Some of them may feel compelled to commit sin so they'll be found out for what they think they are. Look at television evangelists. The abusers probably came from abusive families. How they can stand in church on Sunday and preach, or say mass, is a form of denial I can understand intellectually, but not from the gut. I never had to make that choice.''
"In the seminary, didn't you ever suspect? I mean, with your looks--"
"I got a lot of curiosity, and more crushes." Matt found himself recalling those days almost with nostalgia for his fiercely ingenuous self, who had so readily dismissed the easy admiration of others. "I noticed the crushes from women and girls, of course. I was scrupulous not to encourage them. If another seminarian had tendencies ... I was too naive to notice. We hardly knew what we were and we were there to control biological urges. No, it didn't crop out much in seminary. Once out in the real world, I had developed an invincible shield against
'temptation.' It wasn't hard; I wasn't really tempted, so it was no credit to me."
"You'd be surprised, but I know what you mean. As a woman working in a man's field, I have to create this invisible shield around me. My actions, my clothes are neutral. I don't send any signals, and I rarely receive any. It works."
"Too well, maybe. Your stage persona releases all that subdued femininity, but you're safe up there in the spotlight, still distant, tempting but still untempted"
"As the priesthood was safe for you?"
" I was safe in the priesthood. The world out here ... I don't know."
Matt was amused to see Molina's expression grow gruffly maternal.

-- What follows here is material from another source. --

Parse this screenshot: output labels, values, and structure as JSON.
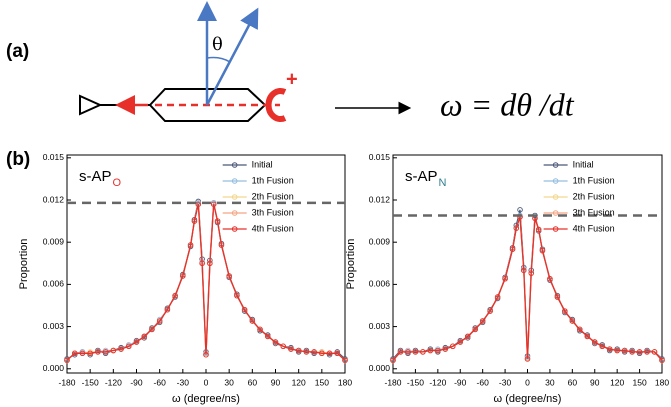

"If you're the innocent I think you are, you're not free at all. Just like me. I'm divorced. That means I can't marry again, not in the church. And that means I have to answer to Mariah, whom I've sent to Catholic schools because I want her to have a good, safe education. I would have to justify myself to my family, to the whole damn neighborhood, "if I would want to marry, as you put it so well. Again. As for an affair--" She laughed bitterly. "There goes the neighborhood, and here comes the Bad Mother."
''There are annulments."
''Not everybody qualifies, as you said, or has the patience for the endless paperwork and waiting."
"Do you want to marry?"
Molina laughed again. "Hell, no. With this all-hours job and a child to rear? Not to mention the kind of men I come in contact with. The quandary is theoretical, Mr. Devine."